The Kentucky senator's lack of urgency in addressing election interference stretches back to the 2016 presidential election. According to Joe Biden, Barack Obama's administration had asked McConnell to sign on to a bipartisan statement on Russian interference. McConnell refused.

Brown, this week, told MSNBC’s Rachel Maddow that when Russian or Chinese investments in the United States are made, U.S. officials need to address “what it means to national security, what it means if they come in and buy steel and aluminum plants. Who knows what their ultimate plans are? Clearly, they’re buying influence.”

Brown stressed to Maddow that when Russian or Chinese companies have business interests in the U.S., it is “always a security issue.” And Brown said of the Kentucky aluminum deal, “We want this investigated because we know why these companies often come in.”

Deripaska, Brown pointed out during his appearance on Maddow’s show, is an “oligarch” who was “sanctioned because of the elections.”

Recently, various bills promoting election security against foreign attacks have been proposed in the Senate. But Vox’s Li Zhou, in an in-depth report published on May 21, notes that McConnell has expressed no interest in bringing them up for a vote. Zhou’s article complains that McConnell’s “unwillingness to tackle election security” is “sending a political message” and “has massive consequences” for U.S. elections—none of them good.

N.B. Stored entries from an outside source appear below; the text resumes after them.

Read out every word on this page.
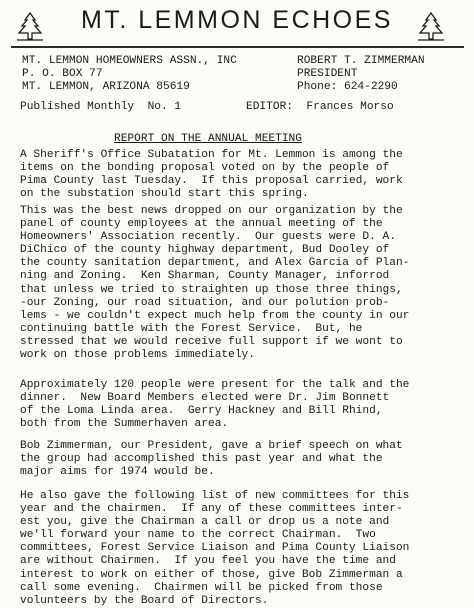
MT. LEMMON ECHOES
MT. LEMMON HOMEOWNERS ASSN., INC
P. O. BOX 77
MT. LEMMON, ARIZONA 85619
ROBERT T. ZIMMERMAN
PRESIDENT
Phone: 624-2290
Published Monthly No. 1	EDITOR:  Frances Morso
REPORT ON THE ANNUAL MEETING
A Sheriff's Office Subatation for Mt. Lemmon is among the
items on the bonding proposal voted on by the people of
Pima County last Tuesday.  If this proposal carried, work
on the substation should start this spring.
This was the best news dropped on our organization by the
panel of county employees at the annual meeting of the
Homeowners' Association recently.  Our guests were D. A.
DiChico of the county highway department, Bud Dooley of
the county sanitation department, and Alex Garcia of Plan-
ning and Zoning.  Ken Sharman, County Manager, inforrod
that unless we tried to straighten up those three things,
-our Zoning, our road situation, and our polution prob-
lems - we couldn't expect much help from the county in our
continuing battle with the Forest Service.  But, he
stressed that we would receive full support if we wont to
work on those problems immediately.
Approximately 120 people were present for the talk and the
dinner.  New Board Members elected were Dr. Jim Bonnett
of the Loma Linda area.  Gerry Hackney and Bill Rhind,
both from the Summerhaven area.
Bob Zimmerman, our President, gave a brief speech on what
the group had accomplished this past year and what the
major aims for 1974 would be.
He also gave the following list of new committees for this
year and the chairmen.  If any of these committees inter-
est you, give the Chairman a call or drop us a note and
we'll forward your name to the correct Chairman.  Two
committees, Forest Service Liaison and Pima County Liaison
are without Chairmen.  If you feel you have the time and
interest to work on either of those, give Bob Zimmerman a
call some evening.  Chairmen will be picked from those
volunteers by the Board of Directors.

Democratic Sen. Amy Klobuchar of Minnesota and Republican Sen. James Lankford of Oklahoma recently co-sponsored a bipartisan bill on election security. And according to Klobuchar, opposition to the bill came from McConnell as well as former White House Counsel Don McGahn. McGahn, Klobuchar has asserted, “called Republicans about the bill, didn’t want them to do it,” while McConnell “also didn’t want the bill to move forward. So it was a double-edged thing.”